Messages are stored exactly as you send them and receive a deterministic seq for ordering.

3. Build the LLM context and call your model

const { used_tokens, messages, needs_compaction } = await ctx.context();

const { text } = await generateText({
model: openai('gpt-4o-mini'),
messages
});

await ctx.append({
role: 'assistant',
parts: [{ type: 'text', text }]
});

needs_compaction is a hint; ignore it unless you’ve opted to handle compaction yourself.

4. Stream responses

// Fetch context messages
const { messages } = await ctx.context();

// Stream response with ai-sdk and append in onFinish
return streamText({
model: openai('gpt-4o-mini'),
messages,
}).toUIMessageStreamResponse({
onFinish: async ({ responseMessage }) => {
await ctx.append(responseMessage);
},
});

The onFinish callback receives { responseMessage } in the ai-sdk v5 message shape. Pass it directly to ctx.append() to persist to context.

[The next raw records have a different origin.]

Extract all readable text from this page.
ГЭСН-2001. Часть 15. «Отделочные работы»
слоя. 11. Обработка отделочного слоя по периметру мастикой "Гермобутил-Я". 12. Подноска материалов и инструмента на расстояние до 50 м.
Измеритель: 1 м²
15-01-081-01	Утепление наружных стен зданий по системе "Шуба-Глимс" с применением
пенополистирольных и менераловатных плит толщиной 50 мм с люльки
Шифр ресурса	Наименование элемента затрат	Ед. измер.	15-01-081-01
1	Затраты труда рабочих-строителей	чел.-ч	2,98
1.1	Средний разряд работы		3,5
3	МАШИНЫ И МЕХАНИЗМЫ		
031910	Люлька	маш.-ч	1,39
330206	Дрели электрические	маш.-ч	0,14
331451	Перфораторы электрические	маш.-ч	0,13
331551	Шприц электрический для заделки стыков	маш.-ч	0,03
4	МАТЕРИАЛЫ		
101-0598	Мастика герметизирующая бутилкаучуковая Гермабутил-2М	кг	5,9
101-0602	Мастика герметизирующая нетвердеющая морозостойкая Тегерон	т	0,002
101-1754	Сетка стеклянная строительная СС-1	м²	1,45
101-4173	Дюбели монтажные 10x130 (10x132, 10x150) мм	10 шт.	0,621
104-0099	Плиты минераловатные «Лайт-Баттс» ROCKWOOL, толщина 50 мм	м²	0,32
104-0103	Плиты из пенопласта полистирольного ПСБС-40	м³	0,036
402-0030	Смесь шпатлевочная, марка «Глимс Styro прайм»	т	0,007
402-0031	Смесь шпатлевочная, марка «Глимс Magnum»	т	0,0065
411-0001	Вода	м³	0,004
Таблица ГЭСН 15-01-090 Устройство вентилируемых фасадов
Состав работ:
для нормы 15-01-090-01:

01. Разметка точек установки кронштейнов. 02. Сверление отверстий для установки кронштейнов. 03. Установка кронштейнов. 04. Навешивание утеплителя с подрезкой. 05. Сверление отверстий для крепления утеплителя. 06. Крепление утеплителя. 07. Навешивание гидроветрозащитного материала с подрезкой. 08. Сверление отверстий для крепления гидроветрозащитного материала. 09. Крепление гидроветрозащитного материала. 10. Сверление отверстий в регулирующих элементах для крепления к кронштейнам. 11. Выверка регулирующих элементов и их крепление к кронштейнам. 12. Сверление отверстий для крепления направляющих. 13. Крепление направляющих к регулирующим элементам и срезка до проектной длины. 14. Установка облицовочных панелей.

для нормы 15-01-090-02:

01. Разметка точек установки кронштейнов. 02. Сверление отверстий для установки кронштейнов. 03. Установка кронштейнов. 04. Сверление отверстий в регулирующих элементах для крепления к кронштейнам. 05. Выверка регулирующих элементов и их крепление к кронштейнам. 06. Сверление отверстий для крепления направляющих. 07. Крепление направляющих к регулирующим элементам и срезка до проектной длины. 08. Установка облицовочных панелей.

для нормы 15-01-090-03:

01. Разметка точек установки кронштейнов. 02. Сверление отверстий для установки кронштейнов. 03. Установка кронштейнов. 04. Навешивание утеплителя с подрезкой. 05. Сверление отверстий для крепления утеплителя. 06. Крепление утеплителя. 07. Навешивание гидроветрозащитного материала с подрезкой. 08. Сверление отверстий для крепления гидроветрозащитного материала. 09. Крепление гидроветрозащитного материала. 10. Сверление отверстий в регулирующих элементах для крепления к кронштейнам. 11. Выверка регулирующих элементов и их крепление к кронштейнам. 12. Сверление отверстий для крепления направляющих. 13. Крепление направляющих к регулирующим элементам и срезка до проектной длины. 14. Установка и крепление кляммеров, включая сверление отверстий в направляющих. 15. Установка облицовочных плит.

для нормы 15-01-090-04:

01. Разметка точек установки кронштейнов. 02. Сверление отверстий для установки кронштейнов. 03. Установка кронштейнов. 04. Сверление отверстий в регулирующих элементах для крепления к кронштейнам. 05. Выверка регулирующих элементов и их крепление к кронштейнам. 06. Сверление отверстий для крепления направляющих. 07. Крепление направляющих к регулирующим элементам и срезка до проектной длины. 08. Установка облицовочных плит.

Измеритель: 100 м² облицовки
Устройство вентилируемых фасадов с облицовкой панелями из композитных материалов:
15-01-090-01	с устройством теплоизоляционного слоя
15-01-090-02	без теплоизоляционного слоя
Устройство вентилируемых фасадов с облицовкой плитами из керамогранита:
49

5. Fetch messages for your UI

const latest = await ctx.getTail({ offset: 0, limit: 50 });     // last ~50 messages
const previous = await ctx.getTail({ offset: 50, limit: 50 }); // next page back in time

6. Optional: manage compaction yourself

const { needs_compaction, messages } = await ctx.context();
if (needs_compaction) {
const { summary, remainingMessages } = await summarise(messages);
await ctx.compact([
{ role: 'system', parts: [{ type: 'text', text: summary }] },
...remainingMessages
]);
}

This rewrites only what the LLM will see. Users still get the full message log.

Error handling

  • Append conflicts return 409 Conflict when you pass ifVersion and the context version changed (optimistic concurrency control). On 409, read the current context version and retry with the updated version.
  • Network retries: On timeout or 5xx errors, retry the same request (version unchanged). On 409 Conflict, read context to get updated version, then retry.
  • Streaming propagates LLM errors directly; Fastpaca only appends once the stream succeeds.

Notes:

  • The server computes message token counts by default; pass tokenCount when you have an accurate value (e.g., from your model provider).
  • Use ctx.context({ budgetTokens: ... }) to temporarily override the input budget for a single call.

Token usage with ai-sdk v5:

  • streamText and generateText expose usage/totalUsage. If your provider returns completion token counts, pass that as { tokenCount } when appending the assistant’s response for maximum accuracy.

See the REST API reference for exact payloads.